What Exactly is Kombucha?
Kombucha originated in China about 2,000 years ago. It is a mixture of black or green tea, sugar and specific strains of bacteria and yeast, which undergoes a week-long fermentation process. During fermentation, the bacteria and yeast convert the sugar into ethanol and acetic acid, which is what gives kombucha its distinct sour taste. Before distribution, some more sugar, and sometimes flavorings, like fruit are added.
It’s worth noting that kombucha contains low levels of alcohol, ranging from 0.5 percent to 3 percent.
6 Health Benefits of Kombucha
1. Contains Probiotics
One of the bacteria that grows in abundance while kombucha is fermented is lactic acid, which is known to have probiotic properties. At specific concentrations, probiotic bacteria can help balance the gut microbiome, and improve digestion. Many nutritionists believe drinking kombucha is beneficial due to the probiotics it contains, but they do note more focused research is needed on the drink itself.
2. Contains Antioxidants
These substances can reduce the formation of free radicals in your body and thus protect the cells and molecules from damage. When purchasing kombucha, make sure to check the label and see there is actual tea in the ingredients (if there is none, it is not real kombucha but a kombucha-like drink).
3. Boosts Metabolism
Kombucha isn’t a magical weight loss drink. But it can contribute to a slightly faster metabolism, again thanks to a compound of green tea called EGCG. A 2017 review published in the Journal of Nutritional Biochemistry claims that catechins like EGCG have the potential to boost metabolic rates in adults.
4. Aids Constipation
Digestive system bacteria release essential enzymes that help us digest and break down the food we consume. When this population of bacteria is not balanced correctly, which is often the case with modern eating habits, one of the outcomes can be constipation.

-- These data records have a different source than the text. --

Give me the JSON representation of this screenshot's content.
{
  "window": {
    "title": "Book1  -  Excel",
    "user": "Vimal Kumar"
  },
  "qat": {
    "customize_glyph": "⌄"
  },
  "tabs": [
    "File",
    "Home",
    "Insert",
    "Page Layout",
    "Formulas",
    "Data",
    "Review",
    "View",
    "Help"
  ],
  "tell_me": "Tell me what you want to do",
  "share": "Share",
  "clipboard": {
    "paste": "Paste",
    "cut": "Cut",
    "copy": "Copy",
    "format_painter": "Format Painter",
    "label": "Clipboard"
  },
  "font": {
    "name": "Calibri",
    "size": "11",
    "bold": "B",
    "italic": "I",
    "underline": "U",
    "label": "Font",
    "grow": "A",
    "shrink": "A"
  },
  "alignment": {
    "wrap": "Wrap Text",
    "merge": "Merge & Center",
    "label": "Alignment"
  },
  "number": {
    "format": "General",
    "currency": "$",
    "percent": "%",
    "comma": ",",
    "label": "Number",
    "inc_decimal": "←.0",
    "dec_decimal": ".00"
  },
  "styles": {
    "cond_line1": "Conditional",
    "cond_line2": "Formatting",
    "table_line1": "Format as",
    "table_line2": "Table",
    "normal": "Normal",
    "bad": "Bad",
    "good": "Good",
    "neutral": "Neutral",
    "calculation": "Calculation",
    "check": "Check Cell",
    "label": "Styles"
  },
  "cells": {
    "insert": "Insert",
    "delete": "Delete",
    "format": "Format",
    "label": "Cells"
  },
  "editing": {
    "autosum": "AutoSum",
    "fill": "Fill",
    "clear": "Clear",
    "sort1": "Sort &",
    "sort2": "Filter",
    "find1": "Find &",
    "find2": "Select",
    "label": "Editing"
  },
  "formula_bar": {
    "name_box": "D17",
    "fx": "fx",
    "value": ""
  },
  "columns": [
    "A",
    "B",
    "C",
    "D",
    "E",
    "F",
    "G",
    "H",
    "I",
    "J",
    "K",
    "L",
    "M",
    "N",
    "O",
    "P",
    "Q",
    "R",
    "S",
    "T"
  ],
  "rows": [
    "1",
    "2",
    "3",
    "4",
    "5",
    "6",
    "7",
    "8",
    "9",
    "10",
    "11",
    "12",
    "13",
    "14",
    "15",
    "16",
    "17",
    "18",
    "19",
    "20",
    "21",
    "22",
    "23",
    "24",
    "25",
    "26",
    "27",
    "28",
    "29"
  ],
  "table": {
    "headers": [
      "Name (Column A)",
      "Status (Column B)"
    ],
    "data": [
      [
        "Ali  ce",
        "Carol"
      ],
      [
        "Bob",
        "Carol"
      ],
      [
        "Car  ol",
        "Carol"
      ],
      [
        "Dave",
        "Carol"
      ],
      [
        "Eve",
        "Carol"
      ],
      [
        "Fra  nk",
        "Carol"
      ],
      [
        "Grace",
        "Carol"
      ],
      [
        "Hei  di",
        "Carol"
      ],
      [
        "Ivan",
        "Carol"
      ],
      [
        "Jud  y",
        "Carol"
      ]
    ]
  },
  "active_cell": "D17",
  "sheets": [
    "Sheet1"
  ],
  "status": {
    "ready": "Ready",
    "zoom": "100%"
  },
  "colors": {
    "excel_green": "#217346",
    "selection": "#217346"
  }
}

As a potential source of probiotics, kombucha balances good bacteria in the gut and can ease digestive woes. Research done in King’s College London found probiotics slow gut-transit time by 12.4 hours, increase the number of weekly bowel movements by 1.3, and help soften stools – making them easier to pass. All of this was particularly true to bacteria called Bifidobacterium infantis commonly found in lactic acid – which is produced naturally in kombucha.
5. Strengthens Immune System
The digestive system and the immune system are closely intertwined. Around 70% of our immune system is located in the digestive tract in the form of gut-associated tissue, and plasma cells. The gut is the main channel between the external environment and internal systems of the body. It is the first organ to be exposed to and to recognize harmful agents in particles of food we consume.
Thus, optimal gut health is key to a strong immune system, and kombucha’ s positive effect on gut well-being, can indirectly strengthen the immune system.
6. Helps Managing Cholesterol
Opinions are split between experts who outright claim Kombucha can lower risk of heart disease and those who say this is too big of an assertion and that the actual effect of kombucha on cardiovascular health is miniscule. What we know for certain is that according to some scientific models, kombucha was shown to lower bad cholesterol (LDL) and triglycerides while increasing good cholesterol (HDL).
Furthermore, green tea protects LDL particles from oxidation, a process that is linked to heart disease. Of course, it needs to come as a supplement to an overall healthy diet. Kombucha alone will not do the trick but it can sure help the process.
A Few Notes Before You Start Sipping
It is important not to exceed the recommended amount of kombucha per day, which is 4 ounces one to three times a day. That means you shouldn’t consume more than 12 ounces of kombucha a day. Also, if you’re new to kombucha and have a sensitive stomach, don’t drink the entire bottle at once. Ease your body into it. Drinking too much Kombucha can have unpleasant side effects like nausea, headache, and dizziness.
Pregnant and breastfeeding women, young children, and those who suffer certain chronic diseases (namely liver or kidney disease and HIV) should avoid kombucha altogether.
As with any other fermented products, it’s best to stick with reputable sources that maintain proper sanitation during production. Contaminated batches might have undesirable fungi and overproduction of yeast.